In the past when I have mentioned Corban to friends, sales people, strangers (it sometimes happens when I’m wearing one of my many Corban T-shirts), I get a positive response. I remember the gentleman who sells books on campus. His story was, “Every time I go on Corban’s campus, I open my trunk to get out boxes of books, and it never fails: several young men will stop and offer to help me.”
The responses have always been positive – Whoops! That was true, but the incident last week changed that.
Dinner after church on Sunday with our senior adult friends (yes, I hang out with “old” folks) included Tim, the son of our church’s Children’s Ministry director. Tim has worked in the restaurant industry for years and is presently a waiter at a popular restaurant on Lancaster Drive. His story made me sad.
He had served a group of four Corban students in his restaurant that week. As fellow Christians, they had shared a conversation with Tim. The four had thanked him for his great service, complimenting him profusely on the quality of his service. Sounds good so far, right?
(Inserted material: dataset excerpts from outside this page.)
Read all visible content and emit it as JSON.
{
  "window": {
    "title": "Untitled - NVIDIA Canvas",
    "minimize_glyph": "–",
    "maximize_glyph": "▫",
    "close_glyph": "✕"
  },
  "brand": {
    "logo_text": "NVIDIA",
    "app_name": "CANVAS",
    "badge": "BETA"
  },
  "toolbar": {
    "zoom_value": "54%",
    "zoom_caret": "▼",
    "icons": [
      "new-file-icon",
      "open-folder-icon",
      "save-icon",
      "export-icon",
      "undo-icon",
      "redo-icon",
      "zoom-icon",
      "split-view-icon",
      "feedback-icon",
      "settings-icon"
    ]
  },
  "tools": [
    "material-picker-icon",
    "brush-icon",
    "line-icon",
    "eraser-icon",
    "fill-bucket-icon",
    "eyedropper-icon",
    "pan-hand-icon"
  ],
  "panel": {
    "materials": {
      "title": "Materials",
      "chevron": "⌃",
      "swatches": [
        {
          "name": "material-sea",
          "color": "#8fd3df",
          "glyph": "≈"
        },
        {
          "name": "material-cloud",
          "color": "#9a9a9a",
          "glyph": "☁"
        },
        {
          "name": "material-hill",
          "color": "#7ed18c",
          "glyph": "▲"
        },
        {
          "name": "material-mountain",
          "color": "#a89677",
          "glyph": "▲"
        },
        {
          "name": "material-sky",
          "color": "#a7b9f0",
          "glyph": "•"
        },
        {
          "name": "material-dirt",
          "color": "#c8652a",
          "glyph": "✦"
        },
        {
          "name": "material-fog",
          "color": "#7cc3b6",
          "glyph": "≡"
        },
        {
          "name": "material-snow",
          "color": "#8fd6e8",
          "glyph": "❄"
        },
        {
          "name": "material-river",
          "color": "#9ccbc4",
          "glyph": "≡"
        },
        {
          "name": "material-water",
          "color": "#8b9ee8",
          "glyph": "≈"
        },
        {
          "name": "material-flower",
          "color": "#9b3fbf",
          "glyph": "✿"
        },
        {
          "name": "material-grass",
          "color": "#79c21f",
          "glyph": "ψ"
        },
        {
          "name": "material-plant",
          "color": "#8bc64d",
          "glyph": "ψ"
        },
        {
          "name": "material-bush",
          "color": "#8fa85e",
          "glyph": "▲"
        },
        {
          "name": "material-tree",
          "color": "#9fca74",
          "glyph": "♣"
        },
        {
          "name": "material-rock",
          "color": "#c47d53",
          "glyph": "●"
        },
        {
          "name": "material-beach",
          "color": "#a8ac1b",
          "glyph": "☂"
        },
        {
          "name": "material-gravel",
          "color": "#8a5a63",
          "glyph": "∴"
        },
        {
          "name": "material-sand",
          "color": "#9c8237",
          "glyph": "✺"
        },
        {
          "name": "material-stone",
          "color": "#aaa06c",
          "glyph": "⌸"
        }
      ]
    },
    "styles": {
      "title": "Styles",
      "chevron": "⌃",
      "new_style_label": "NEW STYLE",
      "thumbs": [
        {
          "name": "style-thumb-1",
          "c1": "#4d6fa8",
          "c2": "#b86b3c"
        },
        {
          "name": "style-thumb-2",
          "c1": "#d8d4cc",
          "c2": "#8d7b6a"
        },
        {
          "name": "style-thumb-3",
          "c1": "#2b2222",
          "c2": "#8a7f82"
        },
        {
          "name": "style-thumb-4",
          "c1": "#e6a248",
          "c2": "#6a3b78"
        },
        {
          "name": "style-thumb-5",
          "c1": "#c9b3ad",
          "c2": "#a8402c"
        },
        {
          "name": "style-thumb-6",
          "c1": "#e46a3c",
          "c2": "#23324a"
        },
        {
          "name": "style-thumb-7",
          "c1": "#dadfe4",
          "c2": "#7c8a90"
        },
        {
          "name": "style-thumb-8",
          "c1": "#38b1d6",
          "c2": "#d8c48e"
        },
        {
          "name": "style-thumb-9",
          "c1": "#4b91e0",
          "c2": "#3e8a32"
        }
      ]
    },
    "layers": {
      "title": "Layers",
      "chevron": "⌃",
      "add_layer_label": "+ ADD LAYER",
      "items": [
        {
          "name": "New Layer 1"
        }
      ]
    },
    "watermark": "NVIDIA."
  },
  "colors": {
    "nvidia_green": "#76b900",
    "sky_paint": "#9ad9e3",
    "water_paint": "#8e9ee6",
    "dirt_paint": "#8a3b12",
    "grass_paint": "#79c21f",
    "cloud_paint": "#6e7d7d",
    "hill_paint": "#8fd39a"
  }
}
But when they left, after boldly sharing their faith and commending their waiter, the four of them, each having ordered a full meal, left a tip of only $2. Tim was not left with a good impression of our students.
This incident reminded me a story Dr. Marty Trammell, English Department chair, tells about working as a waiter during his college days. He heard a waitress say, “That table won’t leave much of a tip.”
“How do you know?” Trammell asked.
“Because they prayed” was her reply.
Trammell determined at that point in his young life that he would in the future always give more than the usual 20 percent trip. He and his wife Linda have made it a policy: they always share a meal when they eat out, but they tip as if they had ordered two meals.
What do these experiences say to you and me? How important is it to tip the waiter or waitress who serves us in a restaurant? How does what we do in that situation affect our Christian witness? Should it matter?
It mattered to Tim. He and others who serve in restaurants make a big part of their incomes from tips. That is a fact of life.
His story saddened me, but it also spoke to me about the importance of little things: tipping in restaurants, letting people in line ahead of us who have fewer items, stopping our car in a line of traffic to let that waiting car into our lane, and putting a dollar in the Salvation Army’s bucket at Christmastime.
These are the kinds of things Corban students are known for. Corban students are different from other college students; because of their faith, they commit themselves to all sorts of ministries where they can share their faith and help those who are in need.
Maybe we all need to learn a lesson from Tim’s experience: a trip to Africa to work in an orphanage is definitely a worthy venture, but paying an appropriate tip in a restaurant may be no less evidence of our faith.